Conclusion: Ship Your First Endpoint in Under 1 Hour

You now have everything needed for a production-ready AI writing API: secure auth, strict input validation, resilient retries, real-time streaming, and observability hooks. Don’t over-engineer the first version.

Your next 5 actionable steps:

  1. Deploy immediately: Run uvicorn main:app --host 0.0.0.0 --port 8000 --reload and test with curl -N http://localhost:8000/v1/write -H "X-API-Key: test" -d '{"prompt":"Write a haiku about clouds"}'
  2. Add one metric: Export token_usage to Prometheus via fastapi-prometheus (v0.2.0).
  3. Enable CORS: from fastapi.middleware.cors import CORSMiddleware — your frontend will thank you.
  4. Write one integration test: Use httpx.AsyncClient to assert streaming headers and 200 status.
  5. Document it: FastAPI auto-generates Swagger at /docs. Share that link with your product team *today*.
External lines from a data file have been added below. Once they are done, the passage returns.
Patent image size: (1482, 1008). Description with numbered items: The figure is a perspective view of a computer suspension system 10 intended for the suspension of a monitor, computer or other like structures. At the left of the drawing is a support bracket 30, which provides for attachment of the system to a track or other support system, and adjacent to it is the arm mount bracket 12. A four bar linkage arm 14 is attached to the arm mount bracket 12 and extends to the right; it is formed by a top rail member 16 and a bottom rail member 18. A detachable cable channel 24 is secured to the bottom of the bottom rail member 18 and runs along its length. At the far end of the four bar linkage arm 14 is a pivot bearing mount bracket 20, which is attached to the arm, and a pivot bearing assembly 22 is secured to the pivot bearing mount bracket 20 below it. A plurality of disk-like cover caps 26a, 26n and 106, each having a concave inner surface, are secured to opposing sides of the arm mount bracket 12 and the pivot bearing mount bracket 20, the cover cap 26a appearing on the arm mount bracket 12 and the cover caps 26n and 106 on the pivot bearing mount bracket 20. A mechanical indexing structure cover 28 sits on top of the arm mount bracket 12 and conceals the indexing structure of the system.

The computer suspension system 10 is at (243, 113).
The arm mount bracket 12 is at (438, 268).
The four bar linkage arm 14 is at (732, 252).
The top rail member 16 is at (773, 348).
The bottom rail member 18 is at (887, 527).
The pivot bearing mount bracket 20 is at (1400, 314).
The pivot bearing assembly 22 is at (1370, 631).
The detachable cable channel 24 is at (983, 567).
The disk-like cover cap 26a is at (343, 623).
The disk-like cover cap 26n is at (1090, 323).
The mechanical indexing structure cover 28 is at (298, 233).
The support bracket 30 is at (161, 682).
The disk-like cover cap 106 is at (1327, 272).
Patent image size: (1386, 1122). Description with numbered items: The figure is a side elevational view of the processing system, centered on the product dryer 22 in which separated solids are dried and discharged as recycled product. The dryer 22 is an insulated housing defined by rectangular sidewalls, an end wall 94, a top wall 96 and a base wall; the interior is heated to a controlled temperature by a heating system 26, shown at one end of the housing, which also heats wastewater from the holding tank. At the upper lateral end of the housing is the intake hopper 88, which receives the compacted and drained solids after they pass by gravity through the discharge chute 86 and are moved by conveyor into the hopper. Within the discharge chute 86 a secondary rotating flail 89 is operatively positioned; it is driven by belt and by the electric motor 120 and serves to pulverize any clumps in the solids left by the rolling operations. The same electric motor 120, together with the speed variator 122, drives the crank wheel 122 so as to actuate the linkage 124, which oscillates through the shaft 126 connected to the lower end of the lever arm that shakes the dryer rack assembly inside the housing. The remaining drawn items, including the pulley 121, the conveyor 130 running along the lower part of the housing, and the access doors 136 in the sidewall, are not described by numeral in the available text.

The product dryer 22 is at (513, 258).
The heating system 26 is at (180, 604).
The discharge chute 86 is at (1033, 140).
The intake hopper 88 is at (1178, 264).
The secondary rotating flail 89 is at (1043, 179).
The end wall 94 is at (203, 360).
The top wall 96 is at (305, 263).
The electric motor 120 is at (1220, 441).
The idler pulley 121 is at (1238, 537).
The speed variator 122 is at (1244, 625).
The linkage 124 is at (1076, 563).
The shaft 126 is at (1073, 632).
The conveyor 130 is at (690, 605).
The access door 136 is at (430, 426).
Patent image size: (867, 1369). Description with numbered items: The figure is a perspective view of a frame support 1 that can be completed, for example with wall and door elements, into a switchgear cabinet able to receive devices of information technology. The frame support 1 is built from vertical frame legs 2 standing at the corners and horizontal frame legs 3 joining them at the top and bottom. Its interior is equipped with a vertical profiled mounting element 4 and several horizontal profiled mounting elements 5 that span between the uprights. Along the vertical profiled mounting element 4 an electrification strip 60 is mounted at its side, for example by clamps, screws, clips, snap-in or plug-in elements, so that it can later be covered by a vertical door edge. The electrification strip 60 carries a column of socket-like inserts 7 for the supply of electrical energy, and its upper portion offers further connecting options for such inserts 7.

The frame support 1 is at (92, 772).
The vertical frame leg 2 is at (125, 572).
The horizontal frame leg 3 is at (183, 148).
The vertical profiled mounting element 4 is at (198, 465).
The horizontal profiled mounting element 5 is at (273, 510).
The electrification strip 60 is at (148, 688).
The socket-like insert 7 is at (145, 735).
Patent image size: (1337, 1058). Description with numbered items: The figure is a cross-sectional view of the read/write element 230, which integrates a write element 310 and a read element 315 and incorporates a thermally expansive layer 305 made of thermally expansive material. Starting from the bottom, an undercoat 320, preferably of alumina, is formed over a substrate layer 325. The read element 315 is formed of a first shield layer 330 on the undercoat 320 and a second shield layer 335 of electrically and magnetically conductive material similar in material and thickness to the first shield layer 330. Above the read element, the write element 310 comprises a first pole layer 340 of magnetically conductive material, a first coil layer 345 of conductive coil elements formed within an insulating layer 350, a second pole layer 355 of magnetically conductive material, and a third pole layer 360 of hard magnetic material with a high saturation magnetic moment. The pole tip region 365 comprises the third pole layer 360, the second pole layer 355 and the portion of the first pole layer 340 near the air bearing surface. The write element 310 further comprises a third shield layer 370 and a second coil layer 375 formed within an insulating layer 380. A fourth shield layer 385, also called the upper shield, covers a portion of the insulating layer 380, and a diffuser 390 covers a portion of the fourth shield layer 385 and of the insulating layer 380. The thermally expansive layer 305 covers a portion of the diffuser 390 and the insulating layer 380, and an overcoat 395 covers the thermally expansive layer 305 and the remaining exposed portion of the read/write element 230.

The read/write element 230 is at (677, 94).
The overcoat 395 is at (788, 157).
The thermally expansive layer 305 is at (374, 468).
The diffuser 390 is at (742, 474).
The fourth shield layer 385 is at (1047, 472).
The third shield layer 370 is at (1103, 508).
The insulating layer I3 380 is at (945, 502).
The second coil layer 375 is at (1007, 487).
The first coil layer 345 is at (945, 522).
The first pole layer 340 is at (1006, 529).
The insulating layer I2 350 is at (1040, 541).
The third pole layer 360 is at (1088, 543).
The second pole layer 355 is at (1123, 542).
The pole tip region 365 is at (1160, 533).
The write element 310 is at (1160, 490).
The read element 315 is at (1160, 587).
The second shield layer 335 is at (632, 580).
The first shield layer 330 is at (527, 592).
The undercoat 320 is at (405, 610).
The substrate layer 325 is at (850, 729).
Remember: The goal isn’t perfection—it’s shipping value. Every extra week spent designing “the perfect abstraction” delays feedback from real users. Ship the minimal viable API, measure its latency and error rate, then iterate. Your future self (and your users) will appreciate the working code far more than the theoretical architecture diagram.